The EU cannot live together for too long with the risk of monetary breakdown, which also would bring with itself social and political breakdown. If our Economic and Monetary Union is meant to be irreversible, it must also be fair and it must be based on solidarity. Either we give up the dogma of ‘no fiscal transfers’ in the EMU, or we give up the European Social Model

Well put Mr Andor.

Reply

#4

["The only mechanism through which troubled countries inside the EMU have been able to restore economic growth is so-called internal devaluation, i.e. cost-cutting in both the private and public sectors by shedding labour and reducing wages. Internal devaluation has resulted in high unemployment, falling household incomes and rising poverty – literally misery for tens of millions of people. Moreover, it is a recipe that cannot be applied in many countries at the same time because it undermines overall demand. If many countries cut their wages and lay off workers, nobody wins in terms of relative competitiveness but everybody loses."]

In fact, it's even worse.
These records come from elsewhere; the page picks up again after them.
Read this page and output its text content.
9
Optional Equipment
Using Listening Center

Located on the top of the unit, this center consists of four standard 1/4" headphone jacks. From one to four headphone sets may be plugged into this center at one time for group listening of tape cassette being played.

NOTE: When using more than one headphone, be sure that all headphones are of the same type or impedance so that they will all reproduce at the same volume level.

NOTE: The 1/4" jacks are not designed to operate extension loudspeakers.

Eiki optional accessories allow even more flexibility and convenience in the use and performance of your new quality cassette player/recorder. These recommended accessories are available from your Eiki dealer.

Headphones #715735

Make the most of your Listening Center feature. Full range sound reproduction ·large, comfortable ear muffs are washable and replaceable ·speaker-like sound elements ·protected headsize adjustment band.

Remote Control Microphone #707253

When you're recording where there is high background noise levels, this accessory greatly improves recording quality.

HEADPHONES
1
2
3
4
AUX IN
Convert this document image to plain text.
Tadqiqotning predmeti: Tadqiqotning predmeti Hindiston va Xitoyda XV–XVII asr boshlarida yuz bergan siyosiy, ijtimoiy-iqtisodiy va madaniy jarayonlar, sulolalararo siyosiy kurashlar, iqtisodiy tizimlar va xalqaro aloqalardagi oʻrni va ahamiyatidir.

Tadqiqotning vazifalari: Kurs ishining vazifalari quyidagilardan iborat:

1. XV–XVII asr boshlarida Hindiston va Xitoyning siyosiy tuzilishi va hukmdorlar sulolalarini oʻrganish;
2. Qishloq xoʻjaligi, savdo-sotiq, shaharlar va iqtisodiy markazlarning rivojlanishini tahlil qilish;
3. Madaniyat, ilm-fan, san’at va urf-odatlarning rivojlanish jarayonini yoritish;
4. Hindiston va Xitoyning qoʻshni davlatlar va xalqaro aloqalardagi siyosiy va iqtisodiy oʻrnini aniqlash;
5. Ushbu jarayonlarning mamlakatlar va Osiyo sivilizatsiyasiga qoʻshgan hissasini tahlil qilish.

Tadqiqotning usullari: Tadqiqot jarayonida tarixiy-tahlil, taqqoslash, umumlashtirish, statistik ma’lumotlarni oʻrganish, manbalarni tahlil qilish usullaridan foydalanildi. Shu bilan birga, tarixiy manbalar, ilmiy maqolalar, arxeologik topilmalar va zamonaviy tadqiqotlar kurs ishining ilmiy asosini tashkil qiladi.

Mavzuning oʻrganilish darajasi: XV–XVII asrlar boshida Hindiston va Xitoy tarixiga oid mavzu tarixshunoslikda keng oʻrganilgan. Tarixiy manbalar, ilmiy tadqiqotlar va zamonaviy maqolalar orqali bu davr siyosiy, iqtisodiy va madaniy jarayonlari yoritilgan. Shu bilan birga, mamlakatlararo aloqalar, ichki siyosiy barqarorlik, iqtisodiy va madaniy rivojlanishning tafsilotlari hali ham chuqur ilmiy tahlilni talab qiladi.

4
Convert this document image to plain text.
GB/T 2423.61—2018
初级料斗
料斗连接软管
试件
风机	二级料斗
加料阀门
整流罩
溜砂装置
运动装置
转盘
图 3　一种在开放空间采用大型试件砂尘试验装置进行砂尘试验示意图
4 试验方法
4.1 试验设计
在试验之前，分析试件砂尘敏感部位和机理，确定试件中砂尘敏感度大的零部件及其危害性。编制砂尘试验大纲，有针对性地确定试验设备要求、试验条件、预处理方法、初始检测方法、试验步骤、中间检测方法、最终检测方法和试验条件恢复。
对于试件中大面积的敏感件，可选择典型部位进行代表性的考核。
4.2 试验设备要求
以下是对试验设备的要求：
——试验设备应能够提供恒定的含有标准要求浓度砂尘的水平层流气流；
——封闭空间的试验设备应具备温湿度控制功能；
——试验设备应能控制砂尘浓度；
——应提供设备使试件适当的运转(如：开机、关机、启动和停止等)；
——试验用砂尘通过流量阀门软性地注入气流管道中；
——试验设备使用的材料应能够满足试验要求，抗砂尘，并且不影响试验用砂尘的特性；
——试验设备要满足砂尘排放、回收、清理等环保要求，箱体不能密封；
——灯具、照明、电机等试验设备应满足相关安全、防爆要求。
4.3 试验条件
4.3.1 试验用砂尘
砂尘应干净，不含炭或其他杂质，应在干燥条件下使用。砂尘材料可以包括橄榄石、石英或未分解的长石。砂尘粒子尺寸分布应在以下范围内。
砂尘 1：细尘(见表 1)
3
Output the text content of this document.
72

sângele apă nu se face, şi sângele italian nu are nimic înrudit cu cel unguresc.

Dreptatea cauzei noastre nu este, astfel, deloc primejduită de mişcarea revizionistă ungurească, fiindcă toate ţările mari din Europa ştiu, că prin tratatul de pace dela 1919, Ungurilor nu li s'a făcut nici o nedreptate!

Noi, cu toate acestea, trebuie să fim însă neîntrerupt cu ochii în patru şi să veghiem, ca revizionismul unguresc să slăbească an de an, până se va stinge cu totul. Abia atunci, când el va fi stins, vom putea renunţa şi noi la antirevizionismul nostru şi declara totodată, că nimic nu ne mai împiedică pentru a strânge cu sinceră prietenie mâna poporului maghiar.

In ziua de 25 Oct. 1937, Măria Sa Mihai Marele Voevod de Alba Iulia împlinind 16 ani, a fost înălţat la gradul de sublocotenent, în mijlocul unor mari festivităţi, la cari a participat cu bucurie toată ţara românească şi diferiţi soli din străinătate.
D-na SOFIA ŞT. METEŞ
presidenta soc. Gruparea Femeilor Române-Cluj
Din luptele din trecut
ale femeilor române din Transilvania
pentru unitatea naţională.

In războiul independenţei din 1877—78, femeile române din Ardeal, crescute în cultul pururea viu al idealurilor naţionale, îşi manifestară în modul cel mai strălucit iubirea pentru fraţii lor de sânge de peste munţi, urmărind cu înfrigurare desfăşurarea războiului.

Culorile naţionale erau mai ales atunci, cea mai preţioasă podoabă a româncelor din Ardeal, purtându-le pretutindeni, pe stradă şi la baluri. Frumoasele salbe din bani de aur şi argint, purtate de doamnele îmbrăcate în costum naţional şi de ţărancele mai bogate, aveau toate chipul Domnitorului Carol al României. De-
Since the core countries also run low inflation policies, the troubled countries only recourse, internal devaluation, forces them to run highly deflationary policies which not only kills demand, it also kills nominal growth.

Even low nominal growth (let alone zero, or even negative nominal growth) automatically increases the debt burden, this is the so called denominator effect.

Debt/GDP increases where debt increases by interest payments and deficits while the austerity and internal devaluation policies keep GDP growth minimal or even negative.

This is why Italy's debt/GDP has increased from 118% of GDP to over 130% of GDP in just a couple of years, despite (or better, because of) heroic austerity measures.

The demand destruction also produces long-term negative effects to the productive capacity of the economy (the hysteresis effect):

  • Low demand reduces investment in productive capacity, reducing the future production capacity of the economy
  • Low  investment also slows down the adoption of new technology, reducing future productivity growth
  • Low investment reduces the demand for labor, making a bigger part of labor supply economically obsolete through long-term unemployment.

We already argued this was a problem even in the US more than a year ago, but it recently turned out these effects are even bigger then we thought.